Depuis la fin de Malajube, Julien Mineau est devenu un réalisateur d’albums sollicité sur la scène musicale québécoise, accueillant les groupes dans son studio maison, ou se déplaçant – dans un studio de Québec, le jour de notre entrevue, pour travailler sur le prochain album du récent finaliste des Francouvertes, Loïc Lafrance. Le travail de compositeur de musique à l’image est une corde somme toute assez récente à son arc.

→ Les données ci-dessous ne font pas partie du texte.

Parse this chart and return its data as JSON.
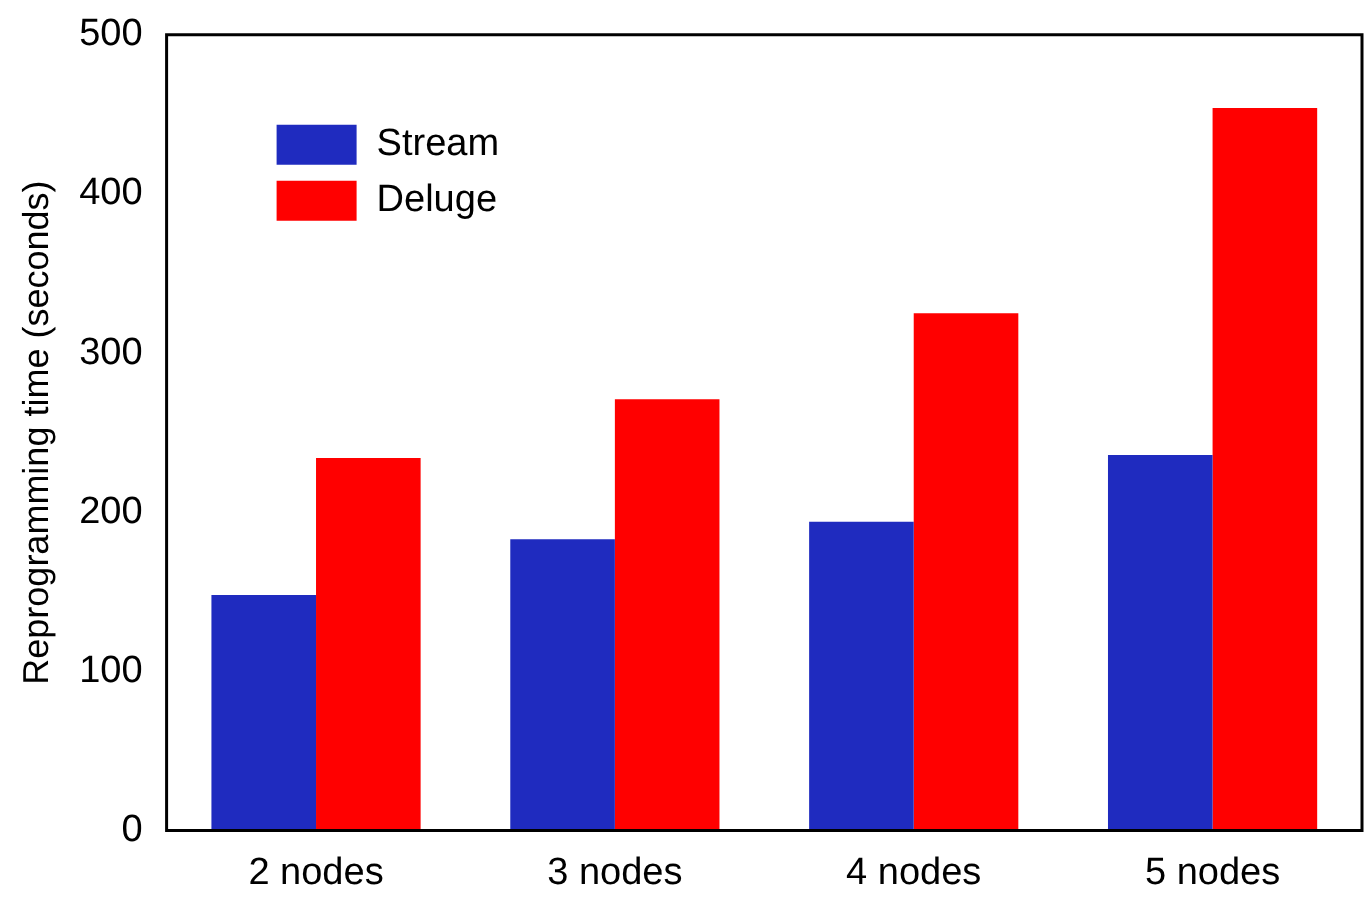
{
  "chart_data": {
    "type": "bar",
    "ylabel": "Reprogramming time (seconds)",
    "categories": [
      "2 nodes",
      "3 nodes",
      "4 nodes",
      "5 nodes"
    ],
    "series": [
      {
        "name": "Stream",
        "color": "#1f2bbf",
        "values": [
          148,
          183,
          194,
          236
        ]
      },
      {
        "name": "Deluge",
        "color": "#ff0000",
        "values": [
          234,
          271,
          325,
          454
        ]
      }
    ],
    "ylim": [
      0,
      500
    ],
    "yticks": [
      0,
      100,
      200,
      300,
      400,
      500
    ],
    "grid": false,
    "legend": "top left"
  }
}
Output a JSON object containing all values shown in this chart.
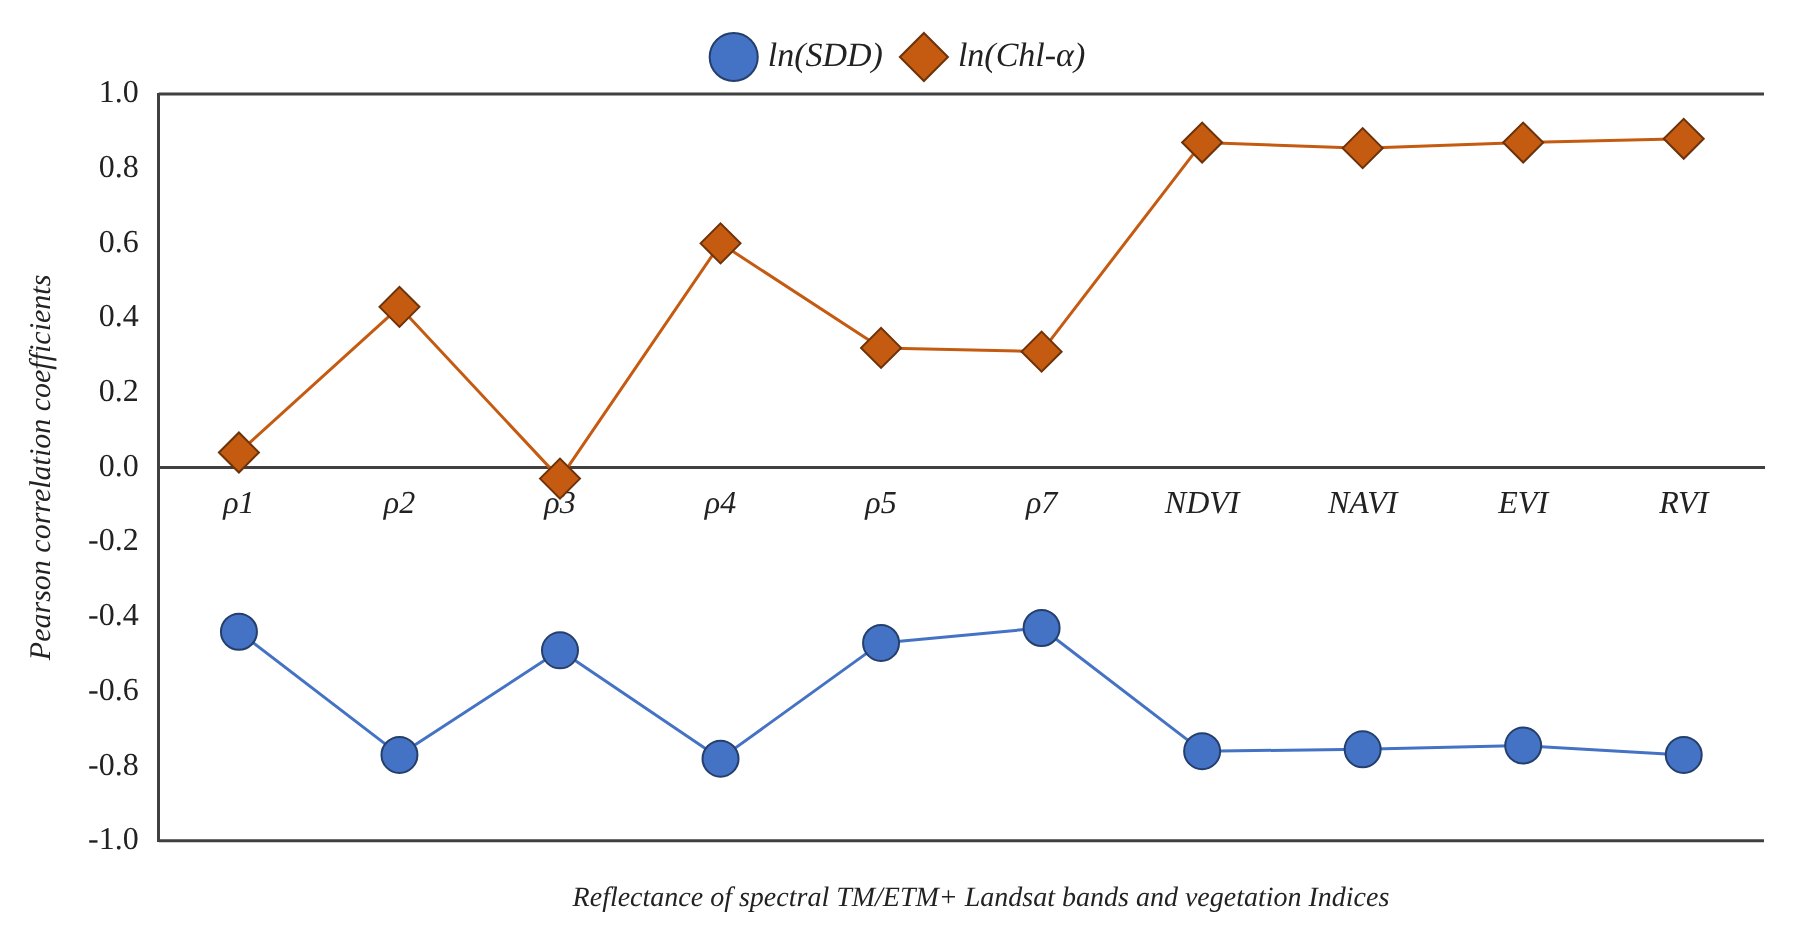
{
  "chart_data": {
    "type": "line",
    "xlabel": "Reflectance of spectral TM/ETM+ Landsat bands and vegetation Indices",
    "ylabel": "Pearson correlation coefficients",
    "categories": [
      "ρ1",
      "ρ2",
      "ρ3",
      "ρ4",
      "ρ5",
      "ρ7",
      "NDVI",
      "NAVI",
      "EVI",
      "RVI"
    ],
    "series": [
      {
        "name": "ln(SDD)",
        "color": "#4472c4",
        "marker": "circle",
        "values": [
          -0.44,
          -0.77,
          -0.49,
          -0.78,
          -0.47,
          -0.43,
          -0.76,
          -0.755,
          -0.745,
          -0.77
        ]
      },
      {
        "name": "ln(Chl-α)",
        "color": "#c55a11",
        "marker": "diamond",
        "values": [
          0.04,
          0.43,
          -0.03,
          0.6,
          0.32,
          0.31,
          0.87,
          0.855,
          0.87,
          0.88
        ]
      }
    ],
    "ylim": [
      -1,
      1
    ],
    "yticks": [
      {
        "value": -1,
        "label": "-1.0"
      },
      {
        "value": -0.8,
        "label": "-0.8"
      },
      {
        "value": -0.6,
        "label": "-0.6"
      },
      {
        "value": -0.4,
        "label": "-0.4"
      },
      {
        "value": -0.2,
        "label": "-0.2"
      },
      {
        "value": 0,
        "label": "0.0"
      },
      {
        "value": 0.2,
        "label": "0.2"
      },
      {
        "value": 0.4,
        "label": "0.4"
      },
      {
        "value": 0.6,
        "label": "0.6"
      },
      {
        "value": 0.8,
        "label": "0.8"
      },
      {
        "value": 1,
        "label": "1.0"
      }
    ],
    "grid": false,
    "legend": "top",
    "line_style": "solid"
  }
}
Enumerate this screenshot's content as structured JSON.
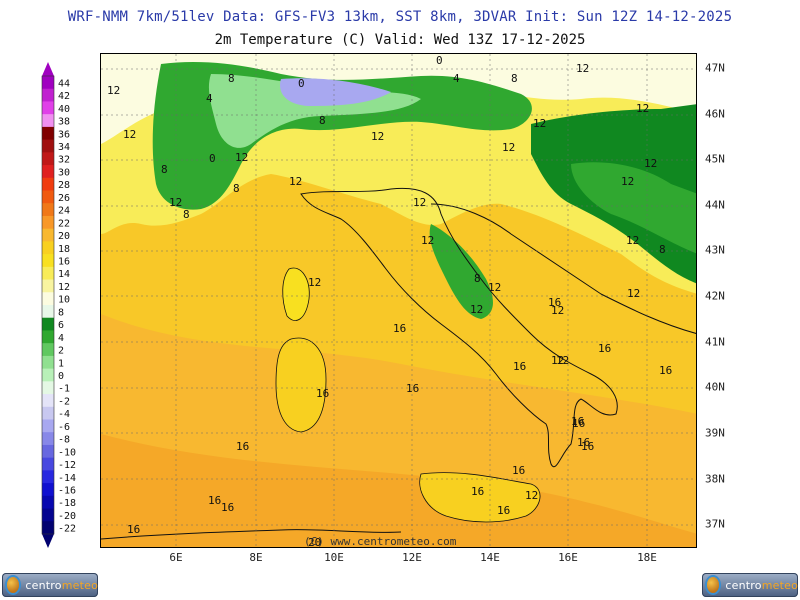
{
  "header": {
    "model_line": "WRF-NMM 7km/51lev   Data: GFS-FV3 13km, SST 8km, 3DVAR   Init: Sun 12Z 14-12-2025",
    "field_line": "2m Temperature (C)  Valid: Wed 13Z 17-12-2025"
  },
  "legend": {
    "labels": [
      "44",
      "42",
      "40",
      "38",
      "36",
      "34",
      "32",
      "30",
      "28",
      "26",
      "24",
      "22",
      "20",
      "18",
      "16",
      "14",
      "12",
      "10",
      "8",
      "6",
      "4",
      "2",
      "1",
      "0",
      "-1",
      "-2",
      "-4",
      "-6",
      "-8",
      "-10",
      "-12",
      "-14",
      "-16",
      "-18",
      "-20",
      "-22"
    ],
    "colors": [
      "#a000c0",
      "#c020d0",
      "#e040e8",
      "#f090f0",
      "#800000",
      "#a01010",
      "#c01818",
      "#e02020",
      "#f03c10",
      "#f05a10",
      "#f07818",
      "#f89828",
      "#f8b830",
      "#f8d020",
      "#f8e020",
      "#f8ec58",
      "#f8f4a0",
      "#fcfce0",
      "#e8f8e8",
      "#108820",
      "#30a830",
      "#60c860",
      "#90e090",
      "#b8f0b8",
      "#e4f8e4",
      "#e4e4f8",
      "#c8c8f0",
      "#a8a8f0",
      "#8888e8",
      "#6868e0",
      "#4848e0",
      "#2828e0",
      "#1010d0",
      "#0808b0",
      "#040490",
      "#020270"
    ]
  },
  "axes": {
    "x_labels": [
      "6E",
      "8E",
      "10E",
      "12E",
      "14E",
      "16E",
      "18E"
    ],
    "y_labels": [
      "47N",
      "46N",
      "45N",
      "44N",
      "43N",
      "42N",
      "41N",
      "40N",
      "39N",
      "38N",
      "37N"
    ]
  },
  "map": {
    "contour_labels": [
      "12",
      "12",
      "4",
      "0",
      "8",
      "0",
      "4",
      "8",
      "8",
      "12",
      "12",
      "12",
      "12",
      "12",
      "12",
      "12",
      "12",
      "8",
      "0",
      "12",
      "8",
      "12",
      "12",
      "8",
      "12",
      "12",
      "12",
      "8",
      "12",
      "12",
      "8",
      "12",
      "16",
      "16",
      "16",
      "16",
      "16",
      "16",
      "16",
      "16",
      "16",
      "16",
      "16",
      "16",
      "16",
      "16",
      "16",
      "12",
      "12",
      "12",
      "12",
      "16",
      "16",
      "16",
      "20"
    ]
  },
  "watermark": "(C) www.centrometeo.com",
  "logos": {
    "left": {
      "brand_a": "centro",
      "brand_b": "meteo"
    },
    "right": {
      "brand_a": "centro",
      "brand_b": "meteo"
    }
  }
}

« La première trame sonore de film que j’ai composée tout seul, c’était pour Game of Death (2017), de Laurence Morais-Lagacé et Sébastien Landry, rappelle-t-il. Par contre, je fais beaucoup d’autres musiques à l’image, pour des jeux vidéo ou des séries télévisées », notamment Sylvain le Magnifique (2018), réalisée par Henry Bernadet. Un travail de l’ombre qui le passionne et que Julien Mineau appelait, d’une certaine manière, lorsqu’il a lancé son projet solo instrumental Fontarabie, en 2014. « C’est vrai que cet album était un peu une carte de visite, reconnaît-il. Ça m’a permis d’afficher mon amour pour les musiques instrumentales. Je me suis beaucoup amélioré dans ce domaine après dix ans », estime le compositeur autodidacte, boulimique de musiques et d’images.